At Tulla Culture Center, the third part of Braho’s project foregrounded gesture as both historical method and political tool in the work of Blerta Haziraj, Enxhi Mehmeti and Silvi Naçi. Haziraj’s research-driven installation revisited the Women’s Antifascist Front of Kosovo, assembling videos, photographs and archival documents that trace a largely sidelined female genealogy. In this context, the archive is treated not as a stable repository but as a reparative structure that allows disorder and incompleteness to become productive. Labor came into sharper focus in the fourth part of the project—a screening of short films at Agimi Art Center. Among them, Genny Petrotta’s ‘Mamma Perdonami / Mëma më fal’ (2023-24) stood out for its distinctive poetic register and engagement with political inheritance. The film revisits the short-lived peasant republic proclaimed in 1944 in Piana degli Albanesi by a group of young rebels led by the artist’s grandfather, Giacomo Petrotta. Before it was crushed by the police, the autonomous republic lasted 50 days, defying big landowners and fascist elites who had left the population to starve.

‘Re-enact a Fable’ at Bar Thaka, Tirana Art Weekend 2025 // Photo by Zeni Alia

Finally, the fifth part abandoned art world conventions, reconvening the audience at Thaka Bar, an old-school local pub facing imminent closure. Gerta Xhaferaj’s audiovisual intervention dissolved into the bar’s usual clamor, as the steady flow of drinks took precedence over the authority of the artwork.
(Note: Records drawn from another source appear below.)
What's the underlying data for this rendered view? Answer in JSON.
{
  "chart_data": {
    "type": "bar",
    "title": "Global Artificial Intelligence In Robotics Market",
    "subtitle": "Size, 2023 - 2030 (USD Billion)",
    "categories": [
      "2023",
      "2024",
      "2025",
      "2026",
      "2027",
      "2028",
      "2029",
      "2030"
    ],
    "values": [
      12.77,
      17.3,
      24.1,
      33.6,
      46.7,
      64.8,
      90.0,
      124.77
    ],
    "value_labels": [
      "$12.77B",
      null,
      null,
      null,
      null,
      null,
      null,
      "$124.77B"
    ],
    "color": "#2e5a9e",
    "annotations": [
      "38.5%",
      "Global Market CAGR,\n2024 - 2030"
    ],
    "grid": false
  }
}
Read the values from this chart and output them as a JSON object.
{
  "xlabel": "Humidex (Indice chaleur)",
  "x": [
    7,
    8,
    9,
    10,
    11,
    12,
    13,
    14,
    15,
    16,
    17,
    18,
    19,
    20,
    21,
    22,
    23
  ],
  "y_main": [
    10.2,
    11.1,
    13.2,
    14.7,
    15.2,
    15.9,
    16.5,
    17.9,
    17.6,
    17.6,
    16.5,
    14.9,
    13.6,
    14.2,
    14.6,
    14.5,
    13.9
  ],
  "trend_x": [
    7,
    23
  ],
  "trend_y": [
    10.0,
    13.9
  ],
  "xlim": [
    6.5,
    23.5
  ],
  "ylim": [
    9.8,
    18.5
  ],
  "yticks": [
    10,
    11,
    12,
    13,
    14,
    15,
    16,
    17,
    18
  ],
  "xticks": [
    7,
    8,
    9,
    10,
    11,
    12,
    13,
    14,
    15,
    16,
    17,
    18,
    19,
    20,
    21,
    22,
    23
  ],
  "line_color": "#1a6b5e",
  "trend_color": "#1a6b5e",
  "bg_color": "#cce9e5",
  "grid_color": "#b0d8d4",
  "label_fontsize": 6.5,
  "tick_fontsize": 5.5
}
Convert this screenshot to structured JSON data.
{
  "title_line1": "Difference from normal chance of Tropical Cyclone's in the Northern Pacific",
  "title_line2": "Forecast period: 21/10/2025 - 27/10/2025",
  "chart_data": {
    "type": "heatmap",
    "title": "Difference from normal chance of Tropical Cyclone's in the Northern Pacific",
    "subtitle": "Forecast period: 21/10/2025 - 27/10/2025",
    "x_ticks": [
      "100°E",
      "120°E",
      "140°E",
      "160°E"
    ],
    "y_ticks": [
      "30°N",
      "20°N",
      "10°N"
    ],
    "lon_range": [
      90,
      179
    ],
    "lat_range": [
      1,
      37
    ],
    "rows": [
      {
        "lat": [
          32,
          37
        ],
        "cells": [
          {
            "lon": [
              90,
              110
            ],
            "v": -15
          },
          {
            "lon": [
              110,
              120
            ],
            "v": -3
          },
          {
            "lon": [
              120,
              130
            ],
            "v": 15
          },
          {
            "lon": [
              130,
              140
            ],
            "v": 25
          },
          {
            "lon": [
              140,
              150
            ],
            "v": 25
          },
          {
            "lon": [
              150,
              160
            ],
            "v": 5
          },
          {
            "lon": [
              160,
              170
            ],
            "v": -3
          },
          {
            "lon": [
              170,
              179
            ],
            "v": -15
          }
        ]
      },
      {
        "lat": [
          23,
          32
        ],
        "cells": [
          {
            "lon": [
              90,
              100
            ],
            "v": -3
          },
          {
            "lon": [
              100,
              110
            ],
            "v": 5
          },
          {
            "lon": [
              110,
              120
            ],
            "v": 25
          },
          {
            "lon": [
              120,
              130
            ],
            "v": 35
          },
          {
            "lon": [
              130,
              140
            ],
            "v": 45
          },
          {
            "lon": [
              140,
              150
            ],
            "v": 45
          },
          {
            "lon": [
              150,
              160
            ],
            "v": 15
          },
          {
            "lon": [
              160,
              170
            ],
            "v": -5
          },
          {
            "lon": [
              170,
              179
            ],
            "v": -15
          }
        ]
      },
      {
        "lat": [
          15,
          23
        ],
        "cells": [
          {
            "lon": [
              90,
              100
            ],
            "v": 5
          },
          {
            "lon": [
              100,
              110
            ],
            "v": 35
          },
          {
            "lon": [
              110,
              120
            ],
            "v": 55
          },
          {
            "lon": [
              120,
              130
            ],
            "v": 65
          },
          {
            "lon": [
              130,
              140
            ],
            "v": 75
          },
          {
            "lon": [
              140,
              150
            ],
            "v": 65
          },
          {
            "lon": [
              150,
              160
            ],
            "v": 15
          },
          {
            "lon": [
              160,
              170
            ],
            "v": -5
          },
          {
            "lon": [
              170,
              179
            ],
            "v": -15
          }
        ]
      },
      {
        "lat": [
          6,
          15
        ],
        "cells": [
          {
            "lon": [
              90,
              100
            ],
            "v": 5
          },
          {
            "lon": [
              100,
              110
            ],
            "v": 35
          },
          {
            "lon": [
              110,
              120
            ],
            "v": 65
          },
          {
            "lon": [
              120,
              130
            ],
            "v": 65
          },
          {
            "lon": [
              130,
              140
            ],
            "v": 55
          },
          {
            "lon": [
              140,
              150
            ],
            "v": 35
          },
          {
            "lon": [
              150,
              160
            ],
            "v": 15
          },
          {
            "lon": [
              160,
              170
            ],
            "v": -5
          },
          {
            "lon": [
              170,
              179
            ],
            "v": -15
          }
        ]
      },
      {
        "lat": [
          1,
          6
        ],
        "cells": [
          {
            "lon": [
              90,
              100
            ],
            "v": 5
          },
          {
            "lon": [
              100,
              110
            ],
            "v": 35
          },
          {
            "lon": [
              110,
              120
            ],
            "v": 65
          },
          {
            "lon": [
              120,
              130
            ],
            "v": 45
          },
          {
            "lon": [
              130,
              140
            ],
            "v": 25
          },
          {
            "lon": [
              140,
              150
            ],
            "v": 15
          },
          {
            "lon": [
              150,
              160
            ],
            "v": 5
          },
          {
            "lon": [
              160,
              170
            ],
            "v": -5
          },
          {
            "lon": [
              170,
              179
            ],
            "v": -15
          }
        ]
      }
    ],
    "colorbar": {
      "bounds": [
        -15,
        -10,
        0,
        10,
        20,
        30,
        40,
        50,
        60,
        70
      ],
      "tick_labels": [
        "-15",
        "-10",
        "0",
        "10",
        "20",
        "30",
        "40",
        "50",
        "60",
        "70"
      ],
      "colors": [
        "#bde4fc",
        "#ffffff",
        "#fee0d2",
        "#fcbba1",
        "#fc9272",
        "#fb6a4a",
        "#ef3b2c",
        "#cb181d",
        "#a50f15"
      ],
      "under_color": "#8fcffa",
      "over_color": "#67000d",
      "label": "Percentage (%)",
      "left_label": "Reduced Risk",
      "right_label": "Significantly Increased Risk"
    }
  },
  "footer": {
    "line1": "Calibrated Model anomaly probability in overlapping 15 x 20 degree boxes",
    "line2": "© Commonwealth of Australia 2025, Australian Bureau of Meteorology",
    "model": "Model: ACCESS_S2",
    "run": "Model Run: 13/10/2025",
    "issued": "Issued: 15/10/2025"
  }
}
Tirana Art Weekend’s dispersed program nodes formed a temporary yet resonant network, mapping not only Albania’s artistic ecosystem but also its unresolved history. Rather than dissociating from or erasing these complexities, the artists worked through their layers and within the literal walls that bear their marks, reclaiming and repairing what persists. The event revealed a determination to confront the ghosts of the past while building new support systems for the future. In a context marked by chronic underfunding, limited institutional support and the near-absence of an art market, these efforts amount to a strong assertion of a collectivist spirit and of art as a necessity, which will hopefully remain at the base of future editions.